Dionysiaque

Henri de Régnier

Les Médailles d’argile — 1900

J’ai parcouru la terre et j’ai cherché les Dieux. Elle est toujours pareille au limon fabuleux D’où sortirent jadis les figures divines. L’automne encor mûrit aux pentes des collines La grappe lourde au cep et vineuse au pressoir.
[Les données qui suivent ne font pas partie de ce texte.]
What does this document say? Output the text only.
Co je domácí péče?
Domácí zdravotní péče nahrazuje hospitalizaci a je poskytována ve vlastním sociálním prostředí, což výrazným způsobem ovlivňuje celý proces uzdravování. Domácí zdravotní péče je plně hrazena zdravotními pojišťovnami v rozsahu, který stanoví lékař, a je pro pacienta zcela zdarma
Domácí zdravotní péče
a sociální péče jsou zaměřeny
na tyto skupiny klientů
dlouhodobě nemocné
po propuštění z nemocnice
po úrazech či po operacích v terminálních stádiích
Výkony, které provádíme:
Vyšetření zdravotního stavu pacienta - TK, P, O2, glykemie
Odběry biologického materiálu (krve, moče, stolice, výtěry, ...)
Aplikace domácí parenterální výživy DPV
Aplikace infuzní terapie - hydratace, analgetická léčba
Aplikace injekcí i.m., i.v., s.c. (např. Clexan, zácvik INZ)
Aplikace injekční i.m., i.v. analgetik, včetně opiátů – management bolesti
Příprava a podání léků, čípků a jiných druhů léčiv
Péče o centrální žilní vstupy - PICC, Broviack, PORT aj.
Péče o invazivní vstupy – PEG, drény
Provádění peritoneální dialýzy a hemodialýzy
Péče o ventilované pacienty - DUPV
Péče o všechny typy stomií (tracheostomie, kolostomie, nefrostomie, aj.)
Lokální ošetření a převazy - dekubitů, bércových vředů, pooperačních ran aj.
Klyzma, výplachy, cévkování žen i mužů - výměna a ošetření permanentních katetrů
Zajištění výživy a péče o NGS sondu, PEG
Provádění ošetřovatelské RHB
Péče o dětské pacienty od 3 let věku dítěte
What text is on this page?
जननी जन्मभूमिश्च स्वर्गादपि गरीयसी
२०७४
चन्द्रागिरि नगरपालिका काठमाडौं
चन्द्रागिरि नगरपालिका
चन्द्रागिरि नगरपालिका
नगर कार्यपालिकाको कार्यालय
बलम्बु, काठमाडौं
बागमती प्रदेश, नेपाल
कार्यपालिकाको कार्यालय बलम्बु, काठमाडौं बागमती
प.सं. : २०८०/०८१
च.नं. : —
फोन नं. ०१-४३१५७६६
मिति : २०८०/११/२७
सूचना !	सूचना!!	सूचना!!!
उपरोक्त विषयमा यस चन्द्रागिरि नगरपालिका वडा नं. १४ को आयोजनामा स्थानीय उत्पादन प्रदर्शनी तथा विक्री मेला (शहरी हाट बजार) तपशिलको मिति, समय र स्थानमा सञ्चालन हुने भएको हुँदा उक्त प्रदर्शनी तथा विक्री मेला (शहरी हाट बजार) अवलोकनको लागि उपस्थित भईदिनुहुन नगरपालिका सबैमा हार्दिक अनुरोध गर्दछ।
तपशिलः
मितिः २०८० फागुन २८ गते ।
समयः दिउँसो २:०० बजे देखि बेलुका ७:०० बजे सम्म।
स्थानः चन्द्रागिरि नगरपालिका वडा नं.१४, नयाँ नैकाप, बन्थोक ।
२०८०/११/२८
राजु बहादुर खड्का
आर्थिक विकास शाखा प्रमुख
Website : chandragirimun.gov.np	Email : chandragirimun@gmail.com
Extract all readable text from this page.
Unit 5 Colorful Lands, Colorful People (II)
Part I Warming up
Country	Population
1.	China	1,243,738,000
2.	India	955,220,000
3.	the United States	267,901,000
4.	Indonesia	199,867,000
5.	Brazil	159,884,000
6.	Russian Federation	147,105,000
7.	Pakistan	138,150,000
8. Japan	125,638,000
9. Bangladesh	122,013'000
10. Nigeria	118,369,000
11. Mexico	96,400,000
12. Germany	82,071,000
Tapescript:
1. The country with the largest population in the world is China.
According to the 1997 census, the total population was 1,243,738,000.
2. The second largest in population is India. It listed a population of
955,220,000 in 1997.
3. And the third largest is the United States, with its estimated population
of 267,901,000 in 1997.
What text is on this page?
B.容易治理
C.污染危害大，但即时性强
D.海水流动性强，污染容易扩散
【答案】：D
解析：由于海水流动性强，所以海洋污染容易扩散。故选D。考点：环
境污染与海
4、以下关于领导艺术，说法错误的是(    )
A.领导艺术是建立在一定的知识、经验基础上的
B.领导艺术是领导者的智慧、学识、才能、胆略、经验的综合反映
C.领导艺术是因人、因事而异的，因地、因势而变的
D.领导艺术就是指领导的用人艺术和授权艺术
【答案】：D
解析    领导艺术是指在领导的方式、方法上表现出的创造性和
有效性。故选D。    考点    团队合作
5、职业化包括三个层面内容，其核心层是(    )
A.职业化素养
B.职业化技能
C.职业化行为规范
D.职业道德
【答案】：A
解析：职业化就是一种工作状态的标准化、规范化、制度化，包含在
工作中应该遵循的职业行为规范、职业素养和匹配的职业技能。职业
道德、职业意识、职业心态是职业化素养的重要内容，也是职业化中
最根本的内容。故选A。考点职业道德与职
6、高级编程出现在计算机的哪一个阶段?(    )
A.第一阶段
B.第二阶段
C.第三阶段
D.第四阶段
Mais les vendangeurs las qui passent dans le soir Au bruit de leurs sabots gras de glèbe et de boue Marchent la tête basse et poussent à la roue Et mènent tristement, courbés sous leur fardeau, Des treilles de la vigne aux tonnes du caveau, Le char de la Vendange inerte et taciturne… L’amphore entre leurs mains est triste comme une urne ; Le pressoir en tournant gémit, et c’est en vain Que sous les talons nus ruissellera le vin ; Nul ne célèbre plus son ardeur ou rougeoie Le rire de l’amour et le feu de la joie En foulant le raisin que trépigne l’orteil ! Je ne vois plus le bras énergique et vermeil Hausser farouchement, comme en l’antique orgie, La corbeille empourprée et la serpe rougie, Ni le Dieu qui menait la rieuse fureur Des torses enlacés et des seins en sueur Et qui, svelte en sa chair toujours adolescente, Guidait du thyrse haut la fête renaissante Et, la grappe à la bouche et les pampres aux reins, Ruait, avec des cris, vers les pommes de pin Qu’il jetait à travers leur foule échevelée, En une furieuse et sonore mêlée, Les Ménades en sang et les Silènes ivres. Comme un sourd tambourin de cuir dur et de cuivre, Le vent gronde toujours au fond de la forêt ; Il rôde, se reprend, s’étire et l’on dirait, À l’entendre à travers les branches, doux et rauque, Mystérieux, sournois et souple, qu’il évoque, Dans la rousse splendeur de l’automne qu’il mord Et meurtrit de sa dent et de sa griffe d’or, Les grands tigres striés qui sous le joug bachique Traînaient le char du Dieu debout et frénétique Dont le sommeil repu à l’âpre et fauve appui Du beau flanc qui s’enflait et respirait sous lui S’étendait en sentant sur sa bouche gorgée Passer le souffle chaud de la bête allongée Dans l’herbe ténébreuse où, jusques au matin, S’endormait leur repos bestial et divin.